Light at the end of the tunnel: Zimbabwe government’s plan to eliminate load shedding revealed!


The Zimbabwean government has provided assurance that load shedding will be reduced by the end of November with the addition of a unit at Hwange Power Station.

The country has been experiencing a decrease in electricity generation due to hydrological issues and the need for inspection and repairs at Hwange. The Minister of Energy and Power Development, Hon Edgar Moyo, stated that a roadmap has been adopted by Cabinet to address the energy problem until 2025. The plan includes eliminating imports, increasing solar power, and enhancing the efficiency of power production at Hwange by repowering units one to six.

The current power generation across all stations has been affected by low water levels at Kariba Dam, resulting in a significant decrease in output. The normal capacity of Kariba is 1050 megawatts, but it is currently operating at only 250 to 300 megawatts. At Hwange Power Station, Units 7 and 8 were commissioned, providing a combined output of 600 megawatts. However, Unit 7 recently tripped and required both inspection and repair works, which are expected to be completed by the end of the month. Unit 4, which was also down due to faults, is expected to be operational again on November 21.

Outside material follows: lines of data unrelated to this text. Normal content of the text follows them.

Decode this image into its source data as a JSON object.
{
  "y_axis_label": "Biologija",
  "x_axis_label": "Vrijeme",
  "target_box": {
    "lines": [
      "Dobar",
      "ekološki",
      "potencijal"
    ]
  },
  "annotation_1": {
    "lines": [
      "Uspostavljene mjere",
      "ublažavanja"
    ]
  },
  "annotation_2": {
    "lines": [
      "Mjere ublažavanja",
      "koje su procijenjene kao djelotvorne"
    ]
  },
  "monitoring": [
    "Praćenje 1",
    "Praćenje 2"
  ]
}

The government anticipates reduced load shedding once Unit 7 is back online at the end of November. The repowering of Units 1 to 6 at Hwange will be carried out sequentially, with one unit being repaired at a time. Independent power production projects are also being pursued to contribute approximately 600 megawatts to the power supply. Efforts are being made to secure additional power imports from neighbouring countries, although this puts a strain on foreign currency reserves.

In the medium to long-term, the government aims to increase solar power capacity. Various independent power producers have presented their projects, and it is expected that they will begin contributing to the grid in the first quarter of 2024. Minister Moyo emphasized the need to manage water allocation at Kariba responsibly to ensure generators can continue running until the next inflows.

While Zimbabwe’s installed capacity for power generation is 3,050 megawatts, the peak demand is typically around 1,850 megawatts. The country is currently facing a deficit of approximately 500 megawatts, leading to load shedding. The minister acknowledged that power generation is not constant and can be affected by factors such as equipment breakdowns and the availability of spare parts.

Overall, the government is implementing strategies to address the energy challenges, including enhancing local power generation, increasing solar capacity, and managing water resources effectively to ensure sustainable electricity supply for the country.